In the end, 12 nightwatchmen had to be hired to guard travellers as they crossed the river.
5. It's central London's oldest surviving road bridge
The bridge that crosses the Thames between Westminster Palace and Lambeth today was designed by engineer Thomas Page. An interesting fellow, responsible for the first Chelsea Bridge among others, Page also put forward an idea for a submerged tube to act as a tunnel between England and France back in 1870.
This version of Westminster Bridge opened in 1862, making it the oldest surviving road bridge across the Thames in central London.
6. It opened on Queen Victoria's birthday; but she wasn't there
The modern Westminster Bridge opened on Queen Victoria's 43rd birthday, 24 May 1862.
Queen Vic was booked to perform the opening ceremony; but when the time came, she was in prolonged mourning for Prince Albert, who'd died the previous December. The rather subdued opening ceremony took place without her.
7. It has the most spans of all London's Thames bridges
Westminster Bridge is 252m long and 26m wide.
It's an arch bridge with seven iron-ribbed elliptical spans; the most spans of any of the Thames bridges.
8. It's painted green for a reason
Westminster Bridge was painted green in 1970 to match the seats in the House of Commons, the part of the Palace of Westminster closest to the bridge.
Lambeth Bridge, further upstream, is painted red to match the colour scheme in the House of Lords.
9. It features an astonishing architectural joke
Under the right conditions at certain times of the year, Westminster Bridge reveals its most chucklesome secret.
When the sun shines at around 1pm on certain days, the beautiful trefoil cut-outs do a little reverse shadow play: the two lower 'leaves' keep their shape, while the top one str-e-t-c-h-e-s out a little into one of the best (unintentional?) architectural jokes the city has ever known:
We have no idea if the designers behind the ornate fascias knew what they were doing (could they have known? Really?), but we hope once the sunny schlongs revealed themselves, Charles Barry and co simply nodded and smirked along with the rest of us.
Some websites claim the, ahem, cock-up is a recent thing: but older pictures of Westminster Bridge show the same trefoil shapes, so presumably the sexy shadows appeared just as regularly in the days before internet memes made them immortal...
10. It includes some very lovely lamps
Now you've stopped sniggering about the glowing meat and two veg, it's time to turn your attention to the beautiful lamps on Westminster Bridge.
The ornate, octagonal lanterns are quite beautiful. Grouped in threes, their Gothic design is by Charles Barry, a nod to the architectural style of the palace at the end of the bridge, built around the same time.

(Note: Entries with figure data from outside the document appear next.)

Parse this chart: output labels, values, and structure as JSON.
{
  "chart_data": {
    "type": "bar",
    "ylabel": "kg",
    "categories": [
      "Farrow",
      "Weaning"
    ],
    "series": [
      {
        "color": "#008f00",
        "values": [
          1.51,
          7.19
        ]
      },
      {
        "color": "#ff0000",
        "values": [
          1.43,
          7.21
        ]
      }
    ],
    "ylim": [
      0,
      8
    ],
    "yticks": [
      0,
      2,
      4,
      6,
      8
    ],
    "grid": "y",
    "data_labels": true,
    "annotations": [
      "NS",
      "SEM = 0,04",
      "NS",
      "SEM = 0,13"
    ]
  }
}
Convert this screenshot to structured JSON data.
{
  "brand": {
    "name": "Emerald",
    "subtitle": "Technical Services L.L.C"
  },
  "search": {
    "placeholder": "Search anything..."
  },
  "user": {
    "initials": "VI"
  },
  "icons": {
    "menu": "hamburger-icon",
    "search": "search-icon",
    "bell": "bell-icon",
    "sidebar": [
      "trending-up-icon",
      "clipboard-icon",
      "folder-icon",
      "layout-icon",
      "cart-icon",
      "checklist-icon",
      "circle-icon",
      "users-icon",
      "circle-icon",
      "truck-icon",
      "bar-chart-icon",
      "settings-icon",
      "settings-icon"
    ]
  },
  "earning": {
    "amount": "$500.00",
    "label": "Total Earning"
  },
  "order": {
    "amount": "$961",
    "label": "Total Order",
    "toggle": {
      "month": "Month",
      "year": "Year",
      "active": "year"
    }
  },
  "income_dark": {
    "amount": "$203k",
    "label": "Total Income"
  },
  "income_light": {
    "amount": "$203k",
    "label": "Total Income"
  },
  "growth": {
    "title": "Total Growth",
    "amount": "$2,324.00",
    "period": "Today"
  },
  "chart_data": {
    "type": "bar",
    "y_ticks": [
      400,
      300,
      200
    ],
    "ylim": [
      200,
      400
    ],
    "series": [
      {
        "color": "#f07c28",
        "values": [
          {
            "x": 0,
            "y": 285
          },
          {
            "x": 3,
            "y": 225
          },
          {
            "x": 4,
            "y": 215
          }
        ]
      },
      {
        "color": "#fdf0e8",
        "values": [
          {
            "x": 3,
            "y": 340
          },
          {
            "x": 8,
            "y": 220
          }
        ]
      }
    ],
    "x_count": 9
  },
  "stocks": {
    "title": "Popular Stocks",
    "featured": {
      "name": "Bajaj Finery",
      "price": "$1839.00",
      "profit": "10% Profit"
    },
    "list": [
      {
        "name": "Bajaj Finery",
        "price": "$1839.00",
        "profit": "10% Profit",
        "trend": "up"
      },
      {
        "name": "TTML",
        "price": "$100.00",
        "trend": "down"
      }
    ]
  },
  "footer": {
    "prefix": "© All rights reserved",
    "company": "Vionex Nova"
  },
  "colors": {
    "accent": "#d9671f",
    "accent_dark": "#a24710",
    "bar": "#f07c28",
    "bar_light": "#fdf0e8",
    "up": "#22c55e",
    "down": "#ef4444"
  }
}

Check out the entwined V&A in the centre, for Victoria and Albert.
Refurbished by TfL between 2005 and 2007, the lanterns spruced up, repainted, touched up with gold leaf, and treated with 'verdigris', a chemical with a greenish-blue pigment, matching the original hue of the lamps.
11. The bridge has starred in both Bond and Doctor Who
Westminster Bridge is used in a couple of Bond films (Spectre, Die Another Day); and in several Doctor Who episodes, including The Dalek Invasion of Earth in 1964.
You can also spot the bridge in Mission Impossible — Rogue Nation, 101 Dalmatians, and Wimbledon.
Perhaps, most famously, an eerily deserted Westminster Bridge kicks off the mounting sense of terror in 2002 British horror film 28 Days Later.